804 is no longer in the Critical Status we ae now in the Endangered Status
Critical Status
A plan is in critical status if it meets one of the following criteria:
The plan is less than 65% funded and (1) will have a projected funding deficiency within five years,
or (2) it is projected to be unable to pay benefits within seven years; or
The plan’s normal cost for the current plan year, plus interest for the current plan year on unfunded
benefit liabilities exceeds the present value of the reasonably anticipated employer contributions for
he current plan year, plus the present value of nonforfeitable benefits of active participants and the
plan (1) has an accumulated funding deficiency for the current plan year, or (2) is projected to have
an accumulated funding deficiency for any of the next four succeeding plan years; or
The sum of the market value of plan assets plus the present value of the reasonably anticipated
employer contributions for the current plan year and each of the four succeeding plan years is less
than the present value of all benefits projected to be payable under the plan during the current plan
year and each of the four succeeding plan years.

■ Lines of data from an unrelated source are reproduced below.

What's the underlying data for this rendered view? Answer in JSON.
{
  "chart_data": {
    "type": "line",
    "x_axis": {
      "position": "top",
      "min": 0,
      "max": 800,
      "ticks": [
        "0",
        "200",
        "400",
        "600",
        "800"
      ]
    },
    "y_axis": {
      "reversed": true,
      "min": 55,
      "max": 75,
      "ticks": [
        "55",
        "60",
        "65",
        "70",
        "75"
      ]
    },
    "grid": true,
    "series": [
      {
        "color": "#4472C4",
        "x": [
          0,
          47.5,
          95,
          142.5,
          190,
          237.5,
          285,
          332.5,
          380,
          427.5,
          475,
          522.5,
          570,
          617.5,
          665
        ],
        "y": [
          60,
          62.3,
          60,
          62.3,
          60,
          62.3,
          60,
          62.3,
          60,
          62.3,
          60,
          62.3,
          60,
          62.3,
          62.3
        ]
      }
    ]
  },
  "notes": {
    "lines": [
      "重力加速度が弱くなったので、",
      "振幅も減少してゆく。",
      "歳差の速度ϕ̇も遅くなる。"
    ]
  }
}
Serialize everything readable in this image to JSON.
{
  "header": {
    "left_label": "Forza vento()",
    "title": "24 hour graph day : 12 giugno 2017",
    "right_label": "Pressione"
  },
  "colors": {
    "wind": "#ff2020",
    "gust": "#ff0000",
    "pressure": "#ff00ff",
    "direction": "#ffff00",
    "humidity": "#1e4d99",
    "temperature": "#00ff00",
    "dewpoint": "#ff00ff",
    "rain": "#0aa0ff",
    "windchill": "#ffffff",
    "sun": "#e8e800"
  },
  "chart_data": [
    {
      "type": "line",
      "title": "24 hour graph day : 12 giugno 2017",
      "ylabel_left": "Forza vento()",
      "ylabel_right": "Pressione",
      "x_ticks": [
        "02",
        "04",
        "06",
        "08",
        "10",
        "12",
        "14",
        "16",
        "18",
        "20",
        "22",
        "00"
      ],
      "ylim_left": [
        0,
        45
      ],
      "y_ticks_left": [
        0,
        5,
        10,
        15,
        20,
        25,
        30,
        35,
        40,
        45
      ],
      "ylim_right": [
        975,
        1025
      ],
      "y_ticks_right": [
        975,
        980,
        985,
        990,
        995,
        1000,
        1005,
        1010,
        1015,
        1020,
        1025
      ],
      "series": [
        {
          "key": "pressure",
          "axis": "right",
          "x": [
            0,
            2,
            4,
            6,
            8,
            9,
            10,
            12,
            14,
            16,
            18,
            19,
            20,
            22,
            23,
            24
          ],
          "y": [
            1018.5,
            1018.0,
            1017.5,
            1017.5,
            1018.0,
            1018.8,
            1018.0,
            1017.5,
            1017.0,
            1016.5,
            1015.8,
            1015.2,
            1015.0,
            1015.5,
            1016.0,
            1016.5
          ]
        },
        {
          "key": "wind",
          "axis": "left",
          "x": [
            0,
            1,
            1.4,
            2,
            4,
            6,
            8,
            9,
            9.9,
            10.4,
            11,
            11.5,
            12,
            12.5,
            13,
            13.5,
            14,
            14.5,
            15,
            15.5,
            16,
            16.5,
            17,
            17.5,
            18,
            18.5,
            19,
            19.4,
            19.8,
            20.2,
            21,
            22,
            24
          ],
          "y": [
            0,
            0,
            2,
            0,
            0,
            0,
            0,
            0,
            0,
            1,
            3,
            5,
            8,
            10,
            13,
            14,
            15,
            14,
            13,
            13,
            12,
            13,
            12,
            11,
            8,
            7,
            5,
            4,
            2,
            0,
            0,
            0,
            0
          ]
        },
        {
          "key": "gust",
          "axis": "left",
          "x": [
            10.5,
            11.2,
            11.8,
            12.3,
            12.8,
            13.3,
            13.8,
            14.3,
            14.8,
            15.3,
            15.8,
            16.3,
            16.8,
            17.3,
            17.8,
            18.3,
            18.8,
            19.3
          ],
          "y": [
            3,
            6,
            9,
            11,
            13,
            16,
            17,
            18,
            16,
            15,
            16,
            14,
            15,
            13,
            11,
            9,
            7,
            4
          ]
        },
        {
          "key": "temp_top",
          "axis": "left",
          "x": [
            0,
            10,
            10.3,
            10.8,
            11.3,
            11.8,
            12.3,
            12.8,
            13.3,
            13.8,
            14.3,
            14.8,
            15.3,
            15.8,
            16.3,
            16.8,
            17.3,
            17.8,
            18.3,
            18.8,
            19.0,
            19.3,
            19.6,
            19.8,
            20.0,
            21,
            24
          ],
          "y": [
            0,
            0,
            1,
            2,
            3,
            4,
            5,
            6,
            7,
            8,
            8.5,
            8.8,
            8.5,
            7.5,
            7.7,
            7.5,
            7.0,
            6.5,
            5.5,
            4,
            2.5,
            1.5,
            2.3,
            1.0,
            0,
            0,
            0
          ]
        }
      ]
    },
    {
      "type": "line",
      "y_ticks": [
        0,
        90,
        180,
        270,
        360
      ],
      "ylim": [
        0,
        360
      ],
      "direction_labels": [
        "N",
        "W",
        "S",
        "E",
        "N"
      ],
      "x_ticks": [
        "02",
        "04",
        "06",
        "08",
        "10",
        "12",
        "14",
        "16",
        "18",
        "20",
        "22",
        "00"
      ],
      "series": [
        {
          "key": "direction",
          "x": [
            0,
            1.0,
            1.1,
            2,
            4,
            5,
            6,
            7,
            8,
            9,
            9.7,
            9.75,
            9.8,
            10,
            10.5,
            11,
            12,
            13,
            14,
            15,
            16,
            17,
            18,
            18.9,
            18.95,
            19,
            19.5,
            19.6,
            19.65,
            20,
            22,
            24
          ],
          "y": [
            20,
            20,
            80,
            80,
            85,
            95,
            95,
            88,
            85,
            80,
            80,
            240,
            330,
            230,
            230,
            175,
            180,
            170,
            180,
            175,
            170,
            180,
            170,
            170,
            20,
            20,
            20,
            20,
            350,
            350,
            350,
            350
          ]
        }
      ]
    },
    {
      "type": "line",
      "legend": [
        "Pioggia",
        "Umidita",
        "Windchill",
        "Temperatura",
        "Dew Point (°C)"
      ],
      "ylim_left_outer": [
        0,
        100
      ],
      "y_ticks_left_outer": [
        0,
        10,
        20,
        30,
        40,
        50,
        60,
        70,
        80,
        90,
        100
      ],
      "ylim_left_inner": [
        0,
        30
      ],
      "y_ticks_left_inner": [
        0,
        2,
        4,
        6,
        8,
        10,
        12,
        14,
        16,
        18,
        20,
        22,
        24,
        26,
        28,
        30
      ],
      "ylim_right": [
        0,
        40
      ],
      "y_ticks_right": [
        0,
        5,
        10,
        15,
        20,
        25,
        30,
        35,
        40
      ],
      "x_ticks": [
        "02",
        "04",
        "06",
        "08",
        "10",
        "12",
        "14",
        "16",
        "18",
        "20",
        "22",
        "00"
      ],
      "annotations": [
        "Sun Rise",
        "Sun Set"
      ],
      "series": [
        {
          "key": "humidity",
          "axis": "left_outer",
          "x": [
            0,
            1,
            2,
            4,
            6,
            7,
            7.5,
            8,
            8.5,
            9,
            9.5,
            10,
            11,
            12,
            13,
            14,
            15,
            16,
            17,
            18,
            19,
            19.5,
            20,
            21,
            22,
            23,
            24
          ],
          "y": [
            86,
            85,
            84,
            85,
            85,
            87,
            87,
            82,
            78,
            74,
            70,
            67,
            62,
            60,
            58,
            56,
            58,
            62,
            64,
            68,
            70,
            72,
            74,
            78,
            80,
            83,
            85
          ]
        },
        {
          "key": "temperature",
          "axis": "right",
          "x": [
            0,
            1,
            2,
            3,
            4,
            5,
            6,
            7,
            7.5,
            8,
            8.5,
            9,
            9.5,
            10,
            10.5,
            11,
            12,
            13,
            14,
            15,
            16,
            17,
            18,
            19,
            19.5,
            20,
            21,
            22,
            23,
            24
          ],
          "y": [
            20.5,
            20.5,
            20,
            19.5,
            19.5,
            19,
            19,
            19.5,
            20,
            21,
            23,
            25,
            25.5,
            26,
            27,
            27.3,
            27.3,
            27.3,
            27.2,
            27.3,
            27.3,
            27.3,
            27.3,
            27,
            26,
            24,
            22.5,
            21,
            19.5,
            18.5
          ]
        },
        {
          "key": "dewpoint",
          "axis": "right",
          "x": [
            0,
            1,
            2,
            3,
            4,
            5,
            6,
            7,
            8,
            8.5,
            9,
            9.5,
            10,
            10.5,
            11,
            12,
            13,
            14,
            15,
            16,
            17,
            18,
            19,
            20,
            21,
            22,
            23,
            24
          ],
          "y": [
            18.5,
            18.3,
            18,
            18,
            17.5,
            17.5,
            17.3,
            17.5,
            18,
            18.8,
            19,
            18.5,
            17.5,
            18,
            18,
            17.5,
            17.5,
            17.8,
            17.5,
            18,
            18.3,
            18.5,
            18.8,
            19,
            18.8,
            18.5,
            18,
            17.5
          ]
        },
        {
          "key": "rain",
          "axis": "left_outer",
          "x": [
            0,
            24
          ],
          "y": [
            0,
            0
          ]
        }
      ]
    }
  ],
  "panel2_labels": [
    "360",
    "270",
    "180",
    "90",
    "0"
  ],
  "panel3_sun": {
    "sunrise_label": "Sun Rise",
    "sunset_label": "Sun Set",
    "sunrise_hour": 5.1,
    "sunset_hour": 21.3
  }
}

A plan in critical status must implement a rehabilitation plan, which allows the plan to emerge from critical
status within a 10-year period. The rehabilitation plan must be adopted no later than 240 days after the due
date of the enrolled actuary’s certification that it is in critical status. The rehabilitation plan may include
reductions in plan expenditures, reduction in future benefit accruals, and increases in contributions.
Plans in critical status are subject to certain restrictions on:
Paying lump sum benefits; or
Adopting amendments that reduce contributions or increase benefits or future benefit accruals.
To encourage employers to negotiate with bargaining units to adopt a schedule of benefits and contributions
consistent with the rehabilitation plan, employers with collective bargaining agreements that are inconsistent
with the rehabilitation plan must pay a surcharge that is equal to:
5% of the required contribution for the first year that a plan is in critical status; and
10% of the required contribution for each subsequent year that the plan is in critical status.
A contributing employer that does not make the contributions required by the rehabilitation plan is subject toan excise tax equal to 100% of those contributions.
Under PPA, the funding rules for plans in endangered or critical status will sunset after December 31, 2014.
However, funding improvement plans and rehabilitation plans in effect on that date will remain in effect.
Endangered StatusA multiemployer plan is in “endangered status” if the plan is not in critical status and the:
Plan’s funded percentage is less than 80%; or
Plan has an accumulated funding deficiency for the current plan year or a projected accumulated
funding deficiency for any of the next six plan years.
A plan is in “seriously endangered status” if both of the above situations exist.
An endangered plan must adopt a funding improvement plan (FIP) within 240 days after the due date of the
enrolled actuary’s certification that it is endangered. The FIP must:
Reduce the plan’s unfunded percentage by at least 33% before the end of a 10-year funding
improvement period; and
Eliminate any accumulated funding deficiency for any plan year during the FIP.
Seriously endangered plans must satisfy more stringent requirements.
Sponsors of affected plans must update the FIP every year and file the update with the plan’s Form 5500.
While in endangered status, plan sponsors cannot accept any collective bargaining agreements that:
Lower contributions for any participants;
Suspend contributions for any period of service; or
Exclude younger or newly hired employees from plan participation;
In addition, the sponsor cannot amend the plan to increase plan liabilities by increasing benefits, changing
accruals or changing the vesting rate unless the amendment is necessary to maintain the plan’s qualified
status or is required by law, and is consistent with the terms of the funding improvement plan.
A contributing employer that does not make the contributions required by the FIP, is subject to an excise tax
equal to 100% of those contributions.